Juna memesan seorang laki-laki prostitusi untuk menemaninya semalam suntuk, harga mahal sudah ia bayar, jadi mana mungkin nanti ia akan tertidur usai satu permainan berlangsung?
Karenanya ia pilih langsung mandi dengan air dingin malam ini, agar tubuhnya kembali fit dan siap bertempur sampai pagi.
️️ ️️ ️️ ️️ ️️ ️️ Disisi lain, tepatnya di pintu masuk club malam itu, Hikam baru saja menapakkan kaki mungilnya di sana, usai diantar oleh supir pribadi dari Diana, sang pemilik tempat prositusi.
Helaan nafas panjang ia buat, tubuhnya merinding seketika dan telapak tangannya yang terasa beku itu mulai bergetar kecil, detak jantungnya tiada henti bertalu-talu begitu riuh, jelas saja ia sangat panik dan tergugup saat ini.
Ini bukan kali pertamanya bertemu dengan ‘Tamu’ sebenarnya, namun ini kali pertama baginya untuk bekerja sebagaimana mestinya,
Melayani seorang laki-laki di atas ranjang, berusaha berikannya puas dalam permainan panas, serta sepenuh hati turuti segala maunya dalam aktivitas sexual, walaupun ikatan seabu-abu pasangan kekasih pun tak terjalin di antara keduanya.
Berat rasanya melangkah masuk, sebutkan namanya dengan jelas pada seorang resepsionis, lantas dituntut ke arah sebuah ruangan kamar yang kan jadi saksi bisunya melacurkan diri, akibat kejamnya cara semesta menempatkan dirinya.
Hari pertamanya bekerja kemarin berjalan dengan mudah, sebab sosok Setta tak seincipun sentuh lekuk tubuhnya.
Setta hanya minta di temani bertukar pikiran dan mengutarakan keluh kesahnya dalam hubungan berumah tangganya, seraya membawanya berkeliling pulau Dewata yang jelas sangat asing baginya sebab Hikam berasal dari luar pulau.
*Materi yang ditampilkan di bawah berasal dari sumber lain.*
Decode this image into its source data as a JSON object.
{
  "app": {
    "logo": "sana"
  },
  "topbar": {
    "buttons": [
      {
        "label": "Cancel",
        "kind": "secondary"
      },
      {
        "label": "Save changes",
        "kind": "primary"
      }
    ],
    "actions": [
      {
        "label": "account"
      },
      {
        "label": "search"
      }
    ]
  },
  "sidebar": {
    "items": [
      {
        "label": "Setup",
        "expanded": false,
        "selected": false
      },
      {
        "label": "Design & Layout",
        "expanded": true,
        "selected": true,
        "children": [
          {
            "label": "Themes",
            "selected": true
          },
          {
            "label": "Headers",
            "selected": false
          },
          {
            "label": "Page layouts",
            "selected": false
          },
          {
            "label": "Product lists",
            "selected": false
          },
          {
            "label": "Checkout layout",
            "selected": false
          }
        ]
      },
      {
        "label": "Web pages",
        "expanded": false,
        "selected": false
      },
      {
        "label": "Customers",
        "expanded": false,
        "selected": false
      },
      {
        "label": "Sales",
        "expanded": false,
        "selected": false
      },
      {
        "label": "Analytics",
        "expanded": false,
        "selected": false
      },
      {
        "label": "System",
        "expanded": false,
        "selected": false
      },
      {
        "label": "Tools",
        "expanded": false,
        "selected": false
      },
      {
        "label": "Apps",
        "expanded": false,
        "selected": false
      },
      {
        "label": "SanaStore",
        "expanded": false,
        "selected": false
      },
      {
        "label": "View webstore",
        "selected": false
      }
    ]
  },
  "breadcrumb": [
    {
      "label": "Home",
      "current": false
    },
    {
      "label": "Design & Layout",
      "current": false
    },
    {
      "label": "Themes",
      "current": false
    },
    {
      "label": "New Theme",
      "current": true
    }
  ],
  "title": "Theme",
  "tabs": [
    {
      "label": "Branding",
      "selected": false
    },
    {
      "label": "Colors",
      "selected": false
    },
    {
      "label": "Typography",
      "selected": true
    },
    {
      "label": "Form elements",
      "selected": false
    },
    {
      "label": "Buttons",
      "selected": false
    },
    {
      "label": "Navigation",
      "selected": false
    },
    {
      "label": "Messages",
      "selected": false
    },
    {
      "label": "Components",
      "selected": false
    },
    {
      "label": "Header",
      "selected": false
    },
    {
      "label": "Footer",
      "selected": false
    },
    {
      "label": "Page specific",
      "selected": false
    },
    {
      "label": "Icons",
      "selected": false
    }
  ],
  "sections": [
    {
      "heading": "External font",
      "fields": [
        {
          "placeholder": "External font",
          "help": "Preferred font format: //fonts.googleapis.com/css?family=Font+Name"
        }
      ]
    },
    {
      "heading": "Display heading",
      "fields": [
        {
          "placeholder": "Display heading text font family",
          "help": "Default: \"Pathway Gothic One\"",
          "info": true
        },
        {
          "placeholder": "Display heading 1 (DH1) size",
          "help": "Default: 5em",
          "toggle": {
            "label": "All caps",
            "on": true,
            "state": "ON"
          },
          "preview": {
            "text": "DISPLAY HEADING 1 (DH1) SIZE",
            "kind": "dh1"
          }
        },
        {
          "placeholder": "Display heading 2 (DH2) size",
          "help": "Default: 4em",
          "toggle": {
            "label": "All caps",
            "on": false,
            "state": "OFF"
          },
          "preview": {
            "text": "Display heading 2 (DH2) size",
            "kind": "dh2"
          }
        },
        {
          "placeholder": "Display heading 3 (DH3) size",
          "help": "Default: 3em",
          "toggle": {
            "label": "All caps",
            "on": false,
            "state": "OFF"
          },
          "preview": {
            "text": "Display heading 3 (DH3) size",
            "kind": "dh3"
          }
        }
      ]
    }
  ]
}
Sebab itulah, Hikam rasa bekerja sebagai tuna susila tak melulu tentang memuaskan sang tamu di atas ranjang.
Namun malam ini tentunya akan sangat berbeda.
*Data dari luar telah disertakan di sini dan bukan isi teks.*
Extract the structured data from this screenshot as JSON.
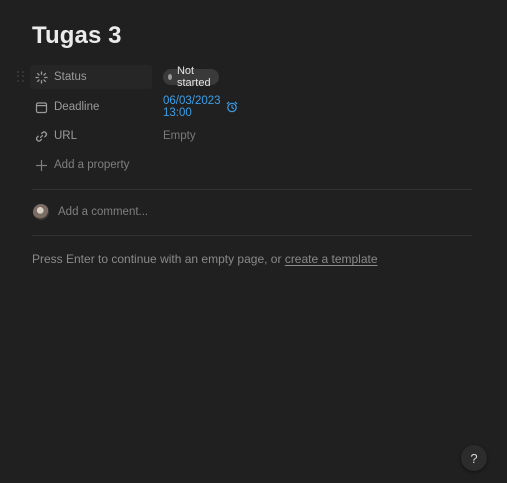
{
  "page": {
    "title": "Tugas 3"
  },
  "properties": [
    {
      "name": "Status",
      "icon": "status-spinner-icon",
      "value": "Not started"
    },
    {
      "name": "Deadline",
      "icon": "calendar-icon",
      "value": "06/03/2023 13:00",
      "reminder_icon": "alarm-clock-icon"
    },
    {
      "name": "URL",
      "icon": "link-icon",
      "value": "Empty"
    }
  ],
  "add_property": {
    "label": "Add a property",
    "icon": "plus-icon"
  },
  "comment": {
    "placeholder": "Add a comment..."
  },
  "hint": {
    "text": "Press Enter to continue with an empty page, or ",
    "link": "create a template"
  },
  "help": {
    "label": "?"
  },
  "colors": {
    "background": "#202020",
    "date_link": "#3c9ee8",
    "status_pill": "#3a3a3a"
  }
}
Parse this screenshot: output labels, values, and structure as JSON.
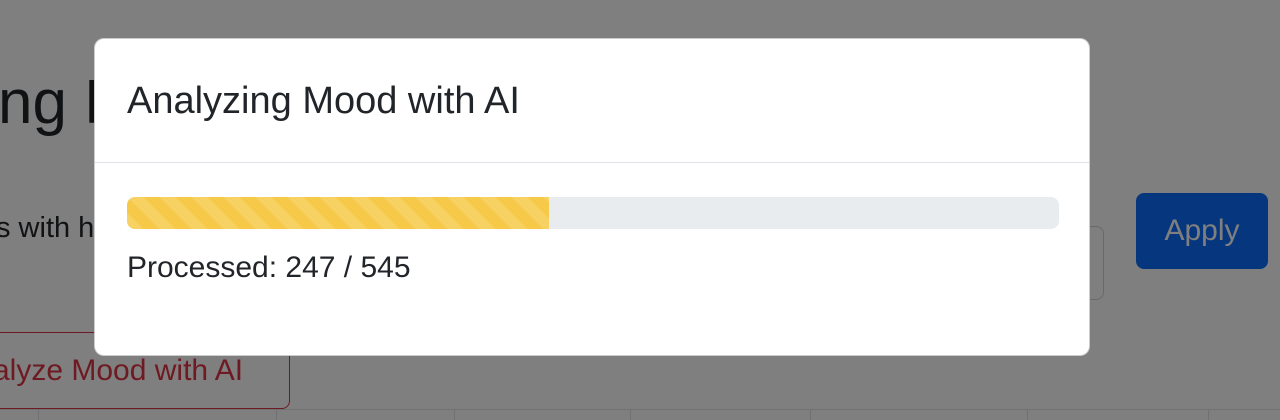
{
  "background": {
    "heading": "ng H",
    "filter_text": "s with h",
    "apply_label": "Apply",
    "analyze_label": "alyze Mood with AI"
  },
  "modal": {
    "title": "Analyzing Mood with AI",
    "progress": {
      "processed": 247,
      "total": 545,
      "fraction": 0.4532,
      "text": "Processed: 247 / 545",
      "color": "#f7c948"
    }
  },
  "colors": {
    "primary": "#0d6efd",
    "danger": "#dc3545",
    "track": "#e9ecef",
    "backdrop": "rgba(0,0,0,0.5)"
  }
}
Laki-laki yang kan ditemuinya ini bukanlah sosok dengan watak dan sikap keAyahan seperti Setta.
Menurut Diana umur Juna tak jauh dari Setta, Juna hanya lebih muda beberapa tahun darinya.
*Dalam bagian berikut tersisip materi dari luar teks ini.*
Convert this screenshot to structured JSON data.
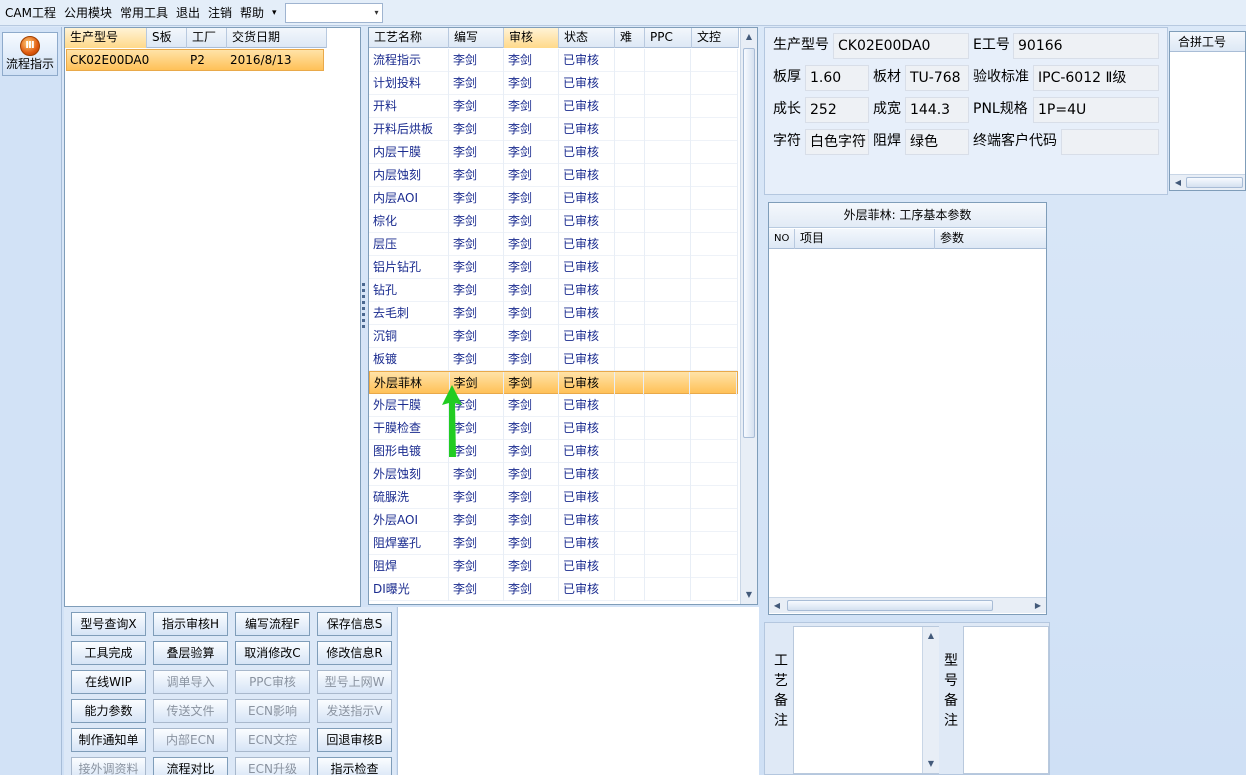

Namun status suami orang juga Juna sandang dan yang paling utama, Diana mengatakan jika Juna adalah hypersex, jadi jelas saja malam ini Hikam tidak akan selamat.
Usai diberi akses masuk oleh sang resepsionis Hikam langsung menyadari, jika sang tuan tengah membersihkan dirinya di dalam kamar mandi dari suara gemericik air yang menggema bersamaan dengan suara gumaman nada-nada lagu dari sang empu di dalam sana.
Hikam rasa-rasanya terlalu sungkan keluar lagi, sebab di lorong banyak pasangan yang tengah memadu kasih tanpa tahu tempat, jadi Hikam pun berinisiatif untuk menunggu sang tuan di balkon kamar ruangan itu yang kini tengah terbuka lebar hingga menampilkan pemandangan pantai lepas secara langsung.
Hikam berdiri di sana, seraya menghembuskan nafas panjang berulang kali, susah payah ia coba tenangkan dirinya, dan meyakinkan dirinya agar berlaku seprofesional mungkin malam ini, hingga sang tuan tidak perlu merasa kecewa karena dirinya.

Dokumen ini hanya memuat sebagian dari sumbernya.